Never was there a more alarming and dangrous combination concerted to subvert a Constitution dictated by the Wisdom and resting on the will of the people, and to involve a beloved Country in all the horrors of civil discord;—but thanks to the Almighty disposer of events, the Scene is changed, and our Prospects are brightned
Relying Sir, on the wisdom, virtue and disinterestedness, which have invariably characterized your public conduct, we now look forward, with the pleasing expectation that the national Constitution, the boast of our Country, will be preserved inviolate—that the malignant spirit of faction, which has long convulsed the United States, will be completely extinguished and that peace safety and concord, will revisit our native Land, and be long enjoyed by a people zealously engaged, in the Pursuit of blessings so essential to the happiness of mankind—
That the Supreme Ruler of the Universe may long preserve you as a blessing to our Country, and direct you in the discharge of the momentous duties of your office, is Sir, our unfeigned and unanimous wish—
Signed by Order of the Meeting
Bn: Waring Chairman
Secretary to the Meeting
RC (DLC); in an unidentified hand, signed by Waring and Clarke; at foot of text: “To Thomas Jefferson President of the United States”; endorsed by TJ as a letter from Waring received 20 Mch. and so recorded in SJL with notation “for a no. of cit. of Columbia & it’s vicinity S.C.” Enclosure: Minutes of a 4 Mch. meeting of citizens of Columbia and its vicinity, which chose committees to prepare congratulatory addresses to TJ and Aaron Burr and reconvened the following day at the State House to report and direct Waring as chairman to sign and forward the addresses on behalf of the meeting (MS in same; in Clarke’s hand, signed by Waring and Clarke; endorsed by TJ).

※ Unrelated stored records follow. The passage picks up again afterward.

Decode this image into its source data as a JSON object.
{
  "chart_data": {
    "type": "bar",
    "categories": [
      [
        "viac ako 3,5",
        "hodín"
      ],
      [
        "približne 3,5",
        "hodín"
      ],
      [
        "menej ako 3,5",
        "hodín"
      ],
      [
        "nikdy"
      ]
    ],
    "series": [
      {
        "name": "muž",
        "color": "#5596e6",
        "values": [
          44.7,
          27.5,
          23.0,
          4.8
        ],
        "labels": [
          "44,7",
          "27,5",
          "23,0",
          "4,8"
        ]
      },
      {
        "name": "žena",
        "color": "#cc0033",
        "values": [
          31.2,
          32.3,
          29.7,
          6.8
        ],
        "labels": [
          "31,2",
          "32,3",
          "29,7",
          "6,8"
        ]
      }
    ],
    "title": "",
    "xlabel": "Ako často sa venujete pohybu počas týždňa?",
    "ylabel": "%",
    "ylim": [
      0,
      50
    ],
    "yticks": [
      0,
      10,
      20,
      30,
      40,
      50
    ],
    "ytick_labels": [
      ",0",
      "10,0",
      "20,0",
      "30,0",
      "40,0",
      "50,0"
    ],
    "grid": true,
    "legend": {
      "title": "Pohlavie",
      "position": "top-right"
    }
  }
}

Benjamin Waring (1741–1811), a leading citizen of Columbia, was a planter who also operated a cottonseed oil mill, tanyard, and paper mill. During the Revolutionary War he served as a captain in Francis Marion’s brigade. He also sat in the state senate from 1787 to 1788 (S. C. Biographical Directory, Senate, 3:1677–8; John Hammond Moore, Columbia and Richland County: A South Carolina Community, 1740–1990 [Columbia, 1993], 72). Caleb Clarke (1777–1849) was a native of Maryland who came to South Carolina around 1800. He studied law in Charleston and Columbia, was admitted to the bar in 1805, and then practiced law in the town of Winnsboro and Lancaster and Chester districts. He represented Fairfield District in the General Assembly from 1810 to 1813 and served as a solicitor of the Court of General Sessions and Common Pleas from 1815 to 1824 (S.C. Biographical Directory, House of Representatives description begins J. S. R Faunt, Walter B. Edgar, N. Louise Bailey, and others, eds., Biographical Directory of the South Carolina House of Representatives, Columbia, S.C., 1974–92 , 5 vols. description ends , 4:116–17).